Design Strategy for an Efficient Bifunctional Electrocatalyst (IS-NiFeNC) for Overall and Solar-Cell Water Splitting
Dhanasingh Thiruvengadam, Krishnan Umapathy, Murugan Muthamildevi, Arunagiri Gayathri, Bakthavachalam Vishnu, Jayaraman Jayabharathi
Abstract
Herein, we demonstrated an interconnected nanospherical interconnected spherical (IS) NiFe-impregnated N-doped carbon (IS-NiFeNC) electrocatalyst prepared successfully by simple flame pyrolysis followed by a solvothermal method. IS-Ni 6 Fe 4 NC has a good morphology to have intimate contact with the electrolyte which significantly boosts the bifunctional activity in a harsh alkaline electrolyte (1.0 M KOH). The well-designed IS-Ni 6 Fe 4 NC/nickel foam (NF) nanosphere achieves a 10 mA/cm 2 geometrical current density for the OER and HER with very low overpotentials (η) of 241 and 95 mV and small Tafel slopes of 83 and 95 mV dec –1, respectively.
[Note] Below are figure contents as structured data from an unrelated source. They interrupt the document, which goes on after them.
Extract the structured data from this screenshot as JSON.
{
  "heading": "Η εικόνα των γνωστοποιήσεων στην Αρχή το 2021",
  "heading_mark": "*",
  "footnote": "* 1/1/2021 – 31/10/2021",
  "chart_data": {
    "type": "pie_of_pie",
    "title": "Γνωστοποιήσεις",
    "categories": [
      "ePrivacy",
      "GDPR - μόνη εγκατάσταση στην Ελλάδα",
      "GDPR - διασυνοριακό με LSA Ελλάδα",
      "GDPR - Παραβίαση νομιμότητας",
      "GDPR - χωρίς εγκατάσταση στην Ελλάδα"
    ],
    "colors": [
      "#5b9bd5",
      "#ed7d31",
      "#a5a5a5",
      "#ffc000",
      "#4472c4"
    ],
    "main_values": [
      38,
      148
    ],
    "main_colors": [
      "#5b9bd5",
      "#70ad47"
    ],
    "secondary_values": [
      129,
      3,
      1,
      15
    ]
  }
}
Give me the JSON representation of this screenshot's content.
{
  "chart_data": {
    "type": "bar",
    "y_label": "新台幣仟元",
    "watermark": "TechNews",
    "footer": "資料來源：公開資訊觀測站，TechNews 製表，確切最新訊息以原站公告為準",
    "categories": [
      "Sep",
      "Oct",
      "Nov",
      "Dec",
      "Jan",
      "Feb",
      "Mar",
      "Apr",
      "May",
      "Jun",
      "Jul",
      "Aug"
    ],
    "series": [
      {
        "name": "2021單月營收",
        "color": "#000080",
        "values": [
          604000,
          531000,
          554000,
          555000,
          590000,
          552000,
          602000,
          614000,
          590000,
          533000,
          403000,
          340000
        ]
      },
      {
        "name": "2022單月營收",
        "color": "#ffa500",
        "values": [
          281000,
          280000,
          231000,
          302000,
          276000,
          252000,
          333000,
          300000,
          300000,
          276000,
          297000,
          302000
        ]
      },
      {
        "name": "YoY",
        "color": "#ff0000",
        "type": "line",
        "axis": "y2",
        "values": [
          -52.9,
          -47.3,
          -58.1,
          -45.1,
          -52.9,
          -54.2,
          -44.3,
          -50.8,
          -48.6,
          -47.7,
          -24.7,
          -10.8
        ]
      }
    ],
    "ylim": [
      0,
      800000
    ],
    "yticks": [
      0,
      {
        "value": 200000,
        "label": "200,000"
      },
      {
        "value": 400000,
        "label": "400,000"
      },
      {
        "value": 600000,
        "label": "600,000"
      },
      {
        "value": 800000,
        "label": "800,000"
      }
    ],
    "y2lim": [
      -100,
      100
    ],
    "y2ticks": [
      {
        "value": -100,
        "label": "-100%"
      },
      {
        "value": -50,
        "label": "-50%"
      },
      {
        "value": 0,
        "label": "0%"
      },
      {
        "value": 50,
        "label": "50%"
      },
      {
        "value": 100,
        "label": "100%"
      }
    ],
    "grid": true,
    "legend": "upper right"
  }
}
The higher electrochemical surface area (110 m 2 g –1 ) and lower resistivity (2.8 Ω) of IS-Ni 6 Fe 4 NC easily exhibited kinetically sluggish electrode reactions. In a full-cell experiment, a nonprecious electrode couple of IS-Ni 6 Fe 4 NC/NF//IS-Ni 6 Fe 4 NC/NF required a lower cell voltage of 1.62 V to drive 10 mA cm –2 than the voltage required for bare NF//NF (1.87 V). The synergistic chemical coupling of NiFe with N-doped carbon improved the stability and assisted in generating active phases during the OER and HER processes, thus resulting in outstanding durability even after 200 h with an ∼3.4% potential loss. The solar-driven water electrolysis established the practical use of IS-Ni 6 Fe 4 NC/NF for eco-benign industrial H 2 production. This work lays valuable experimental and postcharacterization foundations for the structure and properties of cost-effective bifunctional catalysts.